Con Hugo Pratt coincidí por primera vez en Bodegas Campos, calle Lineros de Córdoba, no en el pasillo de los toneles en cuya tapa los famosetes dejan su firma sino en una de las salas habilitadas para charlas y conferencias, en esta ocasión para el desarrollo de las Jornadas del Cómic de dicha ciudad, cuyo número no recuerdo, pero sitúo en 1990. Daba una conferencia Moncho Alpuente, el de El País imaginario. El humorista tiraba de la memoria y contaba algunas anécdotas de su juventud libertaria, que provocaron hilaridad entre los de cultura del Ayuntamiento de Córdoba porque coincidían en experiencias semejantes. Compartiendo mesa y sillas estaban otros de los invitados al evento, gente de El Jueves y de otras publicaciones, menos del gusto de los comiqueros. Mientras la peña se partía de risa o simulaba hacerlo, yo ni lo uno ni lo otro, Hugo permanecía en silencio muy próximo a una puerta, perdido en aquella expresión de convidado de piedra, esa de cuando uno está en babia viajando en busca de El Dorado o atento a que vence una letra y no se tiene un duro.

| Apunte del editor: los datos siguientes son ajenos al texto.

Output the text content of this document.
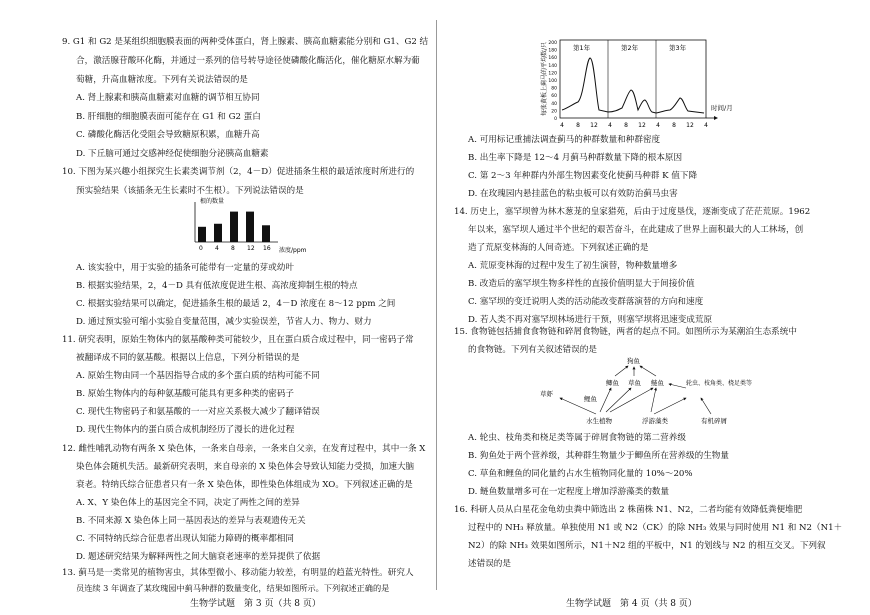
9. G1 和 G2 是某组织细胞膜表面的两种受体蛋白，肾上腺素、胰高血糖素能分别和 G1、G2 结
合，激活腺苷酸环化酶，并通过一系列的信号转导途径使磷酸化酶活化，催化糖原水解为葡
萄糖，升高血糖浓度。下列有关说法错误的是
A. 肾上腺素和胰高血糖素对血糖的调节相互协同
B. 肝细胞的细胞膜表面可能存在 G1 和 G2 蛋白
C. 磷酸化酶活化受阻会导致糖原积累，血糖升高
D. 下丘脑可通过交感神经促使细胞分泌胰高血糖素
10. 下图为某兴趣小组探究生长素类调节剂（2，4－D）促进插条生根的最适浓度时所进行的
预实验结果（该插条无生长素时不生根）。下列说法错误的是
根的数量
浓度/ppm
0 4 8 12 16
A. 该实验中，用于实验的插条可能带有一定量的芽或幼叶
B. 根据实验结果，2，4－D 具有低浓度促进生根、高浓度抑制生根的特点
C. 根据实验结果可以确定，促进插条生根的最适 2，4－D 浓度在 8～12 ppm 之间
D. 通过预实验可缩小实验自变量范围，减少实验误差，节省人力、物力、财力
11. 研究表明，原始生物体内的氨基酸种类可能较少，且在蛋白质合成过程中，同一密码子常
被翻译成不同的氨基酸。根据以上信息，下列分析错误的是
A. 原始生物由同一个基因指导合成的多个蛋白质的结构可能不同
B. 原始生物体内的每种氨基酸可能具有更多种类的密码子
C. 现代生物密码子和氨基酸的一一对应关系极大减少了翻译错误
D. 现代生物体内的蛋白质合成机制经历了漫长的进化过程
12. 雌性哺乳动物有两条 X 染色体，一条来自母亲，一条来自父亲，在发育过程中，其中一条 X
染色体会随机失活。最新研究表明，来自母亲的 X 染色体会导致认知能力受损，加速大脑
衰老。特纳氏综合征患者只有一条 X 染色体，即性染色体组成为 XO。下列叙述正确的是
A. X、Y 染色体上的基因完全不同，决定了两性之间的差异
B. 不同来源 X 染色体上同一基因表达的差异与表观遗传无关
C. 不同特纳氏综合征患者出现认知能力障碍的概率都相同
D. 题述研究结果为解释两性之间大脑衰老速率的差异提供了依据
13. 蓟马是一类常见的植物害虫，其体型微小、移动能力较差，有明显的趋蓝光特性。研究人
员连续 3 年调查了某玫瑰园中蓟马种群的数量变化，结果如图所示。下列叙述正确的是
生物学试题　第 3 页（共 8 页）
每张黄板上蓟马的平均数/只 200
180
160
140
120
100
80
60
40
20
0
第1年	第2年	第3年
时间/月
4 8 12 4 8 12 4 8 12 4
A. 可用标记重捕法调查蓟马的种群数量和种群密度
B. 出生率下降是 12～4 月蓟马种群数量下降的根本原因
C. 第 2～3 年种群内外部生物因素变化使蓟马种群 K 值下降
D. 在玫瑰园内悬挂蓝色的粘虫板可以有效防治蓟马虫害
14. 历史上，塞罕坝曾为林木葱茏的皇家猎苑，后由于过度垦伐，逐渐变成了茫茫荒原。1962
年以来，塞罕坝人通过半个世纪的艰苦奋斗，在此建成了世界上面积最大的人工林场，创
造了荒原变林海的人间奇迹。下列叙述正确的是
A. 荒原变林海的过程中发生了初生演替，物种数量增多
B. 改造后的塞罕坝生物多样性的直接价值明显大于间接价值
C. 塞罕坝的变迁说明人类的活动能改变群落演替的方向和速度
D. 若人类不再对塞罕坝林场进行干预，则塞罕坝将迅速变成荒原
15. 食物链包括捕食食物链和碎屑食物链，两者的起点不同。如图所示为某潮泊生态系统中
的食物链。下列有关叙述错误的是
狗鱼
鲫鱼 草鱼 鲢鱼
鲤鱼
轮虫、枝角类、桡足类等
草虾
水生植物	浮游藻类	有机碎屑
A. 轮虫、枝角类和桡足类等属于碎屑食物链的第二营养级
B. 狗鱼处于两个营养级，其种群生物量少于鲫鱼所在营养级的生物量
C. 草鱼和鲤鱼的同化量约占水生植物同化量的 10%～20%
D. 鲢鱼数量增多可在一定程度上增加浮游藻类的数量
16. 科研人员从白星花金龟幼虫粪中筛选出 2 株菌株 N1、N2，二者均能有效降低粪便堆肥
过程中的 NH₃ 释放量。单独使用 N1 或 N2（CK）的除 NH₃ 效果与同时使用 N1 和 N2（N1＋
N2）的除 NH₃ 效果如图所示，N1＋N2 组的平板中，N1 的划线与 N2 的相互交叉。下列叙
述错误的是
生物学试题　第 4 页（共 8 页）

Mientras yo observaba al maestro, Moncho nos confesaba que tuvo una novia que no se creía que él era el autor de la canción del hombre del 600, tan popular en los 70. Que le habían echado del diario El País porque iban a darle otro aire al periódico, y recordaba con nostalgia a los falangistas que lo largaban de las publicaciones sin tantas y complejas razones sino por rojo, eso contaba. Pero lo mejor de aquel monólogo, por las alusiones y risas que despertó, fue la parte en la que refirió que siendo joven e izquierdista visitaba la periferia madrileña, acompañado de su troupe, para confraternizar con la clase obrera. Pintaba el efecto que producían las melenas de los jóvenes entre los currantes. “Esos pelos os apartan de las masas”, les decía entonces un doctrinario y curtido comunista de barrio; y ellos, cohibidos, dejaban a un lado la canción jocosa y de autor, y daban paso a los que con palmas y zapateo salían por alegrías o se desgranaban en el flamenco más puro y dramático, del gusto proletario de entonces.

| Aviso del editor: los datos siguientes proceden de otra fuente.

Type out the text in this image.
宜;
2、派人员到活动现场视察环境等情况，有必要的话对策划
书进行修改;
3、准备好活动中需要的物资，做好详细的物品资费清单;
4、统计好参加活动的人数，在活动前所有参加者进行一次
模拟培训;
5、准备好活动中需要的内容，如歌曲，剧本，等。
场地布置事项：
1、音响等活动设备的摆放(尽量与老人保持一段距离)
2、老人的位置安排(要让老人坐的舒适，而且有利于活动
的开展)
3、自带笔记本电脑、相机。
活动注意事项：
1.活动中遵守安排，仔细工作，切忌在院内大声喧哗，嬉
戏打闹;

Y en esa fue cuando me percaté de que Hugo había desaparecido. Probablemente por la puerta situada a sus espaldas, una de esas que sólo en Venecia y Córdoba existen. Puertas secretas situadas en los patios, que conducen a países maravillosos y otras historias.

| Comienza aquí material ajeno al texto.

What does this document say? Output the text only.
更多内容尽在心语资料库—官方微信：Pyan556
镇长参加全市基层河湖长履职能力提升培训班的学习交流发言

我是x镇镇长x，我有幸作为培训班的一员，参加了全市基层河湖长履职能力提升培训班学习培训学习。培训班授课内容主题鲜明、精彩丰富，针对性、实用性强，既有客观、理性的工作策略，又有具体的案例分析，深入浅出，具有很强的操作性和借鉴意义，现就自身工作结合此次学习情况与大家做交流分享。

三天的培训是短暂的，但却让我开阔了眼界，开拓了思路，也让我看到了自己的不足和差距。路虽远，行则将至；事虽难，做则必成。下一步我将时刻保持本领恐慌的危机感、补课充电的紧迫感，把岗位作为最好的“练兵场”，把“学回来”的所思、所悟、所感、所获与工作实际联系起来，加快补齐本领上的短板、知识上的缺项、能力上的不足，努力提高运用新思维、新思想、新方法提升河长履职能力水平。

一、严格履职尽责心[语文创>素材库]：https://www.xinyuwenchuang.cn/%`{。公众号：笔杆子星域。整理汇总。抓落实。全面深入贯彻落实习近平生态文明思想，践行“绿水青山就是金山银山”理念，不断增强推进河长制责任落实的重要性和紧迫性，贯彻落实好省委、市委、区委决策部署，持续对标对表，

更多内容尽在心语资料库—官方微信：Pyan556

Mi deseo fue ir en su busca, pero me detuvo la corrección y el respeto por el conferenciante al que, por cierto, proporcioné unos chistes de mi cosecha, sobre cartulinas recicladas, muy malos, lo reconozco; y de los que no volví a saber, asunto que no me dolió mucho, porque lo que en realidad me fastidiaba era haber perdido la oportunidad de encontrar con Hugo la clavícula de Salomón.